The Value of Predictability: Prefabrication for Healthcare Facilities
Jenny Han’s company helps healthcare providers rise to some of the challenges of inequity, thanks to prefabrication and modular construction. Prefabrication involves factory-assembling parts of a building (e.g., walls, mechanical/electrical/plumbing systems) traditionally done at the construction site. Modular refers to the standardized, self-contained units that are built within the factory.
Among the benefits of prefabrication, according to Han, are faster construction time (because work on site and in the factory happen simultaneously), fewer errors (due to a higher level of detailing and an integrated design process), and safer construction sites (fewer opportunities for accidents in a controlled fabrication environment). When it comes to shipping, the size of modules is only limited by road width and bridge heights.

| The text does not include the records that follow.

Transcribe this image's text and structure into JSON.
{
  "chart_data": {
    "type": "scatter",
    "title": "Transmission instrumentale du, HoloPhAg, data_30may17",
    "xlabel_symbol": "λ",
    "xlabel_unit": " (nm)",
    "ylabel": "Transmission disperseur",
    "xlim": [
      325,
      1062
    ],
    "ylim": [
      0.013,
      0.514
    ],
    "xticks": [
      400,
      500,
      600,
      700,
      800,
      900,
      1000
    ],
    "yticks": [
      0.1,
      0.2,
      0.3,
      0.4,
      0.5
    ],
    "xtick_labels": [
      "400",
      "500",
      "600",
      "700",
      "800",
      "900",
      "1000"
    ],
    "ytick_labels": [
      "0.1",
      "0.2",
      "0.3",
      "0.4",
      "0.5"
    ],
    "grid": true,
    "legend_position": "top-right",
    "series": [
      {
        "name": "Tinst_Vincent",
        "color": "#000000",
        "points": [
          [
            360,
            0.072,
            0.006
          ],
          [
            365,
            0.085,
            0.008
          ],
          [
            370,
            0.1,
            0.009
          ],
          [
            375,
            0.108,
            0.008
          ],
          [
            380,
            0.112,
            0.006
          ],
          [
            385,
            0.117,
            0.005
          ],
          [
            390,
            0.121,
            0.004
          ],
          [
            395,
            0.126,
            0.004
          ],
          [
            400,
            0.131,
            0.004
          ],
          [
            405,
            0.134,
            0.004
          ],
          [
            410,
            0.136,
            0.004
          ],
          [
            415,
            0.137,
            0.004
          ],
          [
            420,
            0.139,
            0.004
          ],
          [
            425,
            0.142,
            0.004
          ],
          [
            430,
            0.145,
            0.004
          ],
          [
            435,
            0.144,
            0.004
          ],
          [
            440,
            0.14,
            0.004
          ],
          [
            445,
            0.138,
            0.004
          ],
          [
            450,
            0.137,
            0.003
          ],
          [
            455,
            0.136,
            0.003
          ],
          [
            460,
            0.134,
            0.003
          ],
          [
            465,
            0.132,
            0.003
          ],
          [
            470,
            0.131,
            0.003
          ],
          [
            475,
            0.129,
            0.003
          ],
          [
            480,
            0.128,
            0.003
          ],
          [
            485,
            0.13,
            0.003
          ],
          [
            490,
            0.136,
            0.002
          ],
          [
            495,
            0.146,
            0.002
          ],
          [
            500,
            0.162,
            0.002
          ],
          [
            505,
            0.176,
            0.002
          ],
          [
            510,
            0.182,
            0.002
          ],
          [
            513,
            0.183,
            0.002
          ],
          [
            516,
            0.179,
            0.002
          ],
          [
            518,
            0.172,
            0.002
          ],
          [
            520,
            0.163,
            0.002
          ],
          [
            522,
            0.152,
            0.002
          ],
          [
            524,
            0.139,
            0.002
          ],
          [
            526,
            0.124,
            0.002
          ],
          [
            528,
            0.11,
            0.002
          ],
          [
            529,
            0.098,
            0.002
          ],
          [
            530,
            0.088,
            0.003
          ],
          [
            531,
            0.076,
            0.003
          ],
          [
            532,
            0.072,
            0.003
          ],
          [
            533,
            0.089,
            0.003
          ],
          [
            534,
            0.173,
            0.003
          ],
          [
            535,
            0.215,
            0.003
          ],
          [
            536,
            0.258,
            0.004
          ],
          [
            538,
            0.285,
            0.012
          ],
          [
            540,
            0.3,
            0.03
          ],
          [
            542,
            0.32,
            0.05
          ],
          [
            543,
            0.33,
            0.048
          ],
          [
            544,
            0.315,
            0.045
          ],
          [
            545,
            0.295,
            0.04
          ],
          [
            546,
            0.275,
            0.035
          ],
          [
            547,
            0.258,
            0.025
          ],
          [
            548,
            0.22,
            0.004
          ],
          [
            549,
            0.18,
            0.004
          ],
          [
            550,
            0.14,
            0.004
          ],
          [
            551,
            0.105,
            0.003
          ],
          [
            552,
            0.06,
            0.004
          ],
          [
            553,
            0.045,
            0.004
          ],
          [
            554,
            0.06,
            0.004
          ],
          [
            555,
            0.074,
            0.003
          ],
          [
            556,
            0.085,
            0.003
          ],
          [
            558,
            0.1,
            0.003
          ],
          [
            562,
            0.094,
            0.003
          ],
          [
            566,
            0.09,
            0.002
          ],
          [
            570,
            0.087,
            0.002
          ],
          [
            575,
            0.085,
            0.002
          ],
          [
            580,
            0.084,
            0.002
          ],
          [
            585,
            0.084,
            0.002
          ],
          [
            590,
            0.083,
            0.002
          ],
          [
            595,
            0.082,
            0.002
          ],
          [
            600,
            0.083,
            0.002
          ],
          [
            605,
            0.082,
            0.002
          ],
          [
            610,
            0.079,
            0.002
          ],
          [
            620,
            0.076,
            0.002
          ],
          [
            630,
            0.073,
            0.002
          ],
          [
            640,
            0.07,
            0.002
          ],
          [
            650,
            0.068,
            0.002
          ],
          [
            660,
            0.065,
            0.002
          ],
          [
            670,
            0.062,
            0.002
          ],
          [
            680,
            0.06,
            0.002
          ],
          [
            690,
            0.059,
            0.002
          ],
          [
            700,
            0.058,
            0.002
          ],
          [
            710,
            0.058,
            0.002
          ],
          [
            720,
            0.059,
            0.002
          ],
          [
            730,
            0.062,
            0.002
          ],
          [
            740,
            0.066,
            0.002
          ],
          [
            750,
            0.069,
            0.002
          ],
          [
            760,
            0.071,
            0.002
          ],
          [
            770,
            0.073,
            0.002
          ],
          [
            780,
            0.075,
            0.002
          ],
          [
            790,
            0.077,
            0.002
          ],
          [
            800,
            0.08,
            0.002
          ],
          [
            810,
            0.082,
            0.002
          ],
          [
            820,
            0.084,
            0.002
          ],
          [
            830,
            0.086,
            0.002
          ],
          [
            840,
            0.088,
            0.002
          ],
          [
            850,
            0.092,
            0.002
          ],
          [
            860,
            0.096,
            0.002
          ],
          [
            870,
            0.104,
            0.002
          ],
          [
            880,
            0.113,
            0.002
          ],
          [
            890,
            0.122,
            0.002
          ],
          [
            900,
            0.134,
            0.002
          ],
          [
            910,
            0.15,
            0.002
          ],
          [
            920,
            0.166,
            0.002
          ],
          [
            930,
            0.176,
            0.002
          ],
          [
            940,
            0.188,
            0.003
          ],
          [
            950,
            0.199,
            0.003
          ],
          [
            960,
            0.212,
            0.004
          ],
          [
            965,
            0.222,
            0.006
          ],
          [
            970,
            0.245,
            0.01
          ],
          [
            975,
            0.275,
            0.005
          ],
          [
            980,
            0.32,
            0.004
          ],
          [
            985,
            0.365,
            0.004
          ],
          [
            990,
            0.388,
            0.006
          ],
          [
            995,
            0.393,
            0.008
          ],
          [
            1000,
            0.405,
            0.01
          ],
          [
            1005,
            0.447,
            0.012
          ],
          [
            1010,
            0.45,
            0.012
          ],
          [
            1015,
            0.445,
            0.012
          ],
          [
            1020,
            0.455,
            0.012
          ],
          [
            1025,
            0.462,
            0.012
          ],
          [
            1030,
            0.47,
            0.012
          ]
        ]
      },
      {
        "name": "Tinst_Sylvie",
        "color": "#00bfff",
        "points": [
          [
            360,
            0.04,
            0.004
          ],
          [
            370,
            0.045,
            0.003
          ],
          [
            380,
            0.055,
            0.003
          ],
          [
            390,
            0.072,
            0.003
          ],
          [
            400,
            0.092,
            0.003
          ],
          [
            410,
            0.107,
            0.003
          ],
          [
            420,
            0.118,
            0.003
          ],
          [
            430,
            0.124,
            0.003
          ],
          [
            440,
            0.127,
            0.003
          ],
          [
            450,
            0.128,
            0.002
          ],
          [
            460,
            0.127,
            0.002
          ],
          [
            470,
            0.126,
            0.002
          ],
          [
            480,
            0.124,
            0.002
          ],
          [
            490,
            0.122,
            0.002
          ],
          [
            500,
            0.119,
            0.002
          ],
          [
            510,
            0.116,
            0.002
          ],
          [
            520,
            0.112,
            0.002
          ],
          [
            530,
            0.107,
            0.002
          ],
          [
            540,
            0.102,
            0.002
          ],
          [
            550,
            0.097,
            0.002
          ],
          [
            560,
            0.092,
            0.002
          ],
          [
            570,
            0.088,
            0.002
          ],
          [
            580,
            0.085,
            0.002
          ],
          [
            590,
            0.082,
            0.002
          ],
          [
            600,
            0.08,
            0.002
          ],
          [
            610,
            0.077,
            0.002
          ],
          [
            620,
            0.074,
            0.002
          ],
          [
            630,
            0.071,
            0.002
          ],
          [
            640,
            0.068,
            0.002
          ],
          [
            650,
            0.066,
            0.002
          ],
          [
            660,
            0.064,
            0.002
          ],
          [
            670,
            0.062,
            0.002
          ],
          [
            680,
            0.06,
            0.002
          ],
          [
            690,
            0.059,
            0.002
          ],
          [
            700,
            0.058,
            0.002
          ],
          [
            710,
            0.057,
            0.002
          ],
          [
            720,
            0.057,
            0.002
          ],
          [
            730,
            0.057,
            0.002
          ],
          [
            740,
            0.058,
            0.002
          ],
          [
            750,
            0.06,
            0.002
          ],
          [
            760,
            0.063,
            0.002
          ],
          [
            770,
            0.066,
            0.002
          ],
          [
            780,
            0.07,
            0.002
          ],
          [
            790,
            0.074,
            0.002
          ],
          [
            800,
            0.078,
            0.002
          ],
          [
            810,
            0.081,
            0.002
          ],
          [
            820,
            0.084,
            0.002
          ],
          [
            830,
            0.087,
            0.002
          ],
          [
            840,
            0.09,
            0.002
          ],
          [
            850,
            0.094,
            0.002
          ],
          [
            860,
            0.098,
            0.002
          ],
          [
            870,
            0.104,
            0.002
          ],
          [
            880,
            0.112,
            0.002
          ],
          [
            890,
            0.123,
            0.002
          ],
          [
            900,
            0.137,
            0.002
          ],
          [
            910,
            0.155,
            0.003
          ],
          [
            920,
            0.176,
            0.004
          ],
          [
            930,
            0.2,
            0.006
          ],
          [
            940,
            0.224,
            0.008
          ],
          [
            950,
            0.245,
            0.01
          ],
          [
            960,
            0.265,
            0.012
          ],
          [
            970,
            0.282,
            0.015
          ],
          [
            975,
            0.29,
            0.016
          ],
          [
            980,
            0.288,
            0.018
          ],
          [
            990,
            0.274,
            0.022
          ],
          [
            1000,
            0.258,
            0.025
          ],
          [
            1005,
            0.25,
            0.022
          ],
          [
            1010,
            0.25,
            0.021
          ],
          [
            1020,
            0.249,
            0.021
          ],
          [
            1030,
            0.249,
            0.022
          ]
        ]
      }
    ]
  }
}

Han also dispelled misconceptions partly attributable to mobile homes. “People think prefabricated facilities are lower quality,” she said. “Actually, they’re higher quality because the controlled factory environments create less dust, less waste, and straighter lines. The predictable nature of modular design and construction means a consistent, high-quality product. And because Boldt is a modular designer/manufacturer/builder, the prefabricated solutions can blend seamlessly in the neighborhoods and healthcare campuses.”
This repeatability makes modular construction a viable option for enhancing healthcare offerings in disadvantaged areas. Han gave examples of clinics, micro-hospitals, and surgery centers. She also pointed out that with prefabrication, “an underserved community gets just as good a product as anywhere else.”
National Healthcare Equity: The Heart of the Matter
When he was in his thirties, Jered had a stroke, fell into a coma, and went into heart failure. A device kept his heart pumping. During an exercise class at Synapse House, he received a call from his mother. After he got off the phone, he said, “I’ve got a heart!”
Today, Jered is not only a clubhouse member, but he also sits on Synapse House’s board of directors.
Achieving more outcomes like this requires a monumental shift in how we view healthcare. The US healthcare system faces a quandary: though we stand at the forefront of technological advancement, the exorbitant cost for care widens the gap between the haves and the have-nots, leading to zip code disparities.
“We have to stop thinking about people as commodities,” said Mabwa. “Many countries look to us as a leader. We have to fix our house first, then things will fall into place.”
Cahnman added that the healthcare system is just the top of the pyramid in terms of achieving health equity and living a healthy life.
Han suggested that the US needs to take cues from countries with more successful and comprehensive systems and enact policies accordingly.
And just who is responsible for addressing these disparities? Brueggeman said the solution comes in the commitment of “all of us, not just healthcare providers and governments.”